リザーバーを空にし、チューブとリザーバーをバイオチップから外します。マイクロ流体キャビティを500マイクロリットルの冷たいPBSでマグネシウムとカルシウムでチャンバーごとに2回洗浄します。500マイクロリットルの氷冷メタノールをすべての空洞に加えます。
チップを開いた後、バイオチップのボンディングホイルをカットまたは取り外します。PETメンブレンを含む組織を半分に切開し、異なる免疫パネルと並行して染色します。精密ピンセットを使用して、各メンブレン片をブロッキングおよび透過化溶液を含む24ウェルプレート内の別々のウェルに移します。
次に、メンブレン片を湿ったチャンバー内のきれいなスライドガラスに移します。調製した一次抗体と染色液50 μLを各メンブレンピースに加えます。サンプルを24ウェルプレートに移した後、メンブレンを洗浄液で5分間2回洗浄し、次にマグネシウムとカルシウムを含むPBSで洗浄します。
蛍光封入剤とカバーガラスを使用して、膜片を清潔なスライドガラスに取り付け、顕微鏡イメージングまで摂氏4度で保存します。5日間の増殖後、DAPIで染色した核DNAは、CD68を発現する完全に分化した単球由来マクロファージが血管組織全体に広がっていることを示しました。HUVECは、VE-カドヘリンなどの接着接合部の形成により、組織の完全性を示すコンフルエント層を作製しました。

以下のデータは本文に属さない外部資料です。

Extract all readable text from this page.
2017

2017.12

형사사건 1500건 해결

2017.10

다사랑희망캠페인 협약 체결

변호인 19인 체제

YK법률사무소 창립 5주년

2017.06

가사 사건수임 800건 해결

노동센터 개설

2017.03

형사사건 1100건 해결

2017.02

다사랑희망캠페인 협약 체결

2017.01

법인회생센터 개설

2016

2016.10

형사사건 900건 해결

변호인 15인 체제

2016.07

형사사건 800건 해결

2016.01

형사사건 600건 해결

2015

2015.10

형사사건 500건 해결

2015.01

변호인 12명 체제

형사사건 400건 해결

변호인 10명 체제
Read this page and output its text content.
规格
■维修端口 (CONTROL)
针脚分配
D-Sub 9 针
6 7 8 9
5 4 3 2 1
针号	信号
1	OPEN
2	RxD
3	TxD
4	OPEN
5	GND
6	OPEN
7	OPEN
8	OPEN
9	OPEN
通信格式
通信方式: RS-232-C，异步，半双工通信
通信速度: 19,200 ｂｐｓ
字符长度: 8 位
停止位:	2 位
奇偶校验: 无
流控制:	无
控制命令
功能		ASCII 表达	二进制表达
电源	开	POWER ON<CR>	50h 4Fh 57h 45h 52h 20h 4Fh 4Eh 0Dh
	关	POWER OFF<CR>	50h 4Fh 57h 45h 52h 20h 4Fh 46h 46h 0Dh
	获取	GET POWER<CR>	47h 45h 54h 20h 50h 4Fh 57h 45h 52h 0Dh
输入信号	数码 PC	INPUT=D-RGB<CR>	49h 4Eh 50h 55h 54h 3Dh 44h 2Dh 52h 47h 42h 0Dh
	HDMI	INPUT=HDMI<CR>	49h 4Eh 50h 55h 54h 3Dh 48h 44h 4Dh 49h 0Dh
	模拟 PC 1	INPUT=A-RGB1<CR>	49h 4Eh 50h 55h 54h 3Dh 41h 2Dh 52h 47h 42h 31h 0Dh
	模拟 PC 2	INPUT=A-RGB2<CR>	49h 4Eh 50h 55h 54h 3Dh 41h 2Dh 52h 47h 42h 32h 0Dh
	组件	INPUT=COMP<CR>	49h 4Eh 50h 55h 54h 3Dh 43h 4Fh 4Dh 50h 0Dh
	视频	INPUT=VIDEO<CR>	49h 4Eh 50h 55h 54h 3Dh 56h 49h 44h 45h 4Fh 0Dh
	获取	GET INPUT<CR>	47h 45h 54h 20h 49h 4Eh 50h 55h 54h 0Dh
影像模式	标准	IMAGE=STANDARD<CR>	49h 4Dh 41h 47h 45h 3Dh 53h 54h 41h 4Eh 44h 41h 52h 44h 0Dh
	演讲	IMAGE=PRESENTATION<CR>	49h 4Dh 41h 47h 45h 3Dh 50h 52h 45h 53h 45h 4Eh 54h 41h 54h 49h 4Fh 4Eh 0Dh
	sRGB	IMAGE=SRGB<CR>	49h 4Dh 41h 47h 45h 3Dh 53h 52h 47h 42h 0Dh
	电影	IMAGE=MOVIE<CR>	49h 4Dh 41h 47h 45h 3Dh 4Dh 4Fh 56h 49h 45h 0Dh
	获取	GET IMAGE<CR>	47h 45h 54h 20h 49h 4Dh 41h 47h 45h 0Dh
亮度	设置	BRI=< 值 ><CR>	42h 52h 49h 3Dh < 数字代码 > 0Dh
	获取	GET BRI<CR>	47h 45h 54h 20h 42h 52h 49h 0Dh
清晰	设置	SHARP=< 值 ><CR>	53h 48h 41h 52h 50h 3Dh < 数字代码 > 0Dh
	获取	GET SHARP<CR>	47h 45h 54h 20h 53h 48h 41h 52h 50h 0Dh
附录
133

さらに、フォン・ヴィレブランド因子はHUVECによって高度に表現されます。5日間の増殖後、C2BBe1細胞は、結合タンパク質E-カドヘリンとZO-1を発現する分極した上皮細胞層を形成しました。上皮の絨毛状および陰窩状構造の三次元成長は、6日間の灌流後にZスタックのxおよびyセクションで検出できます。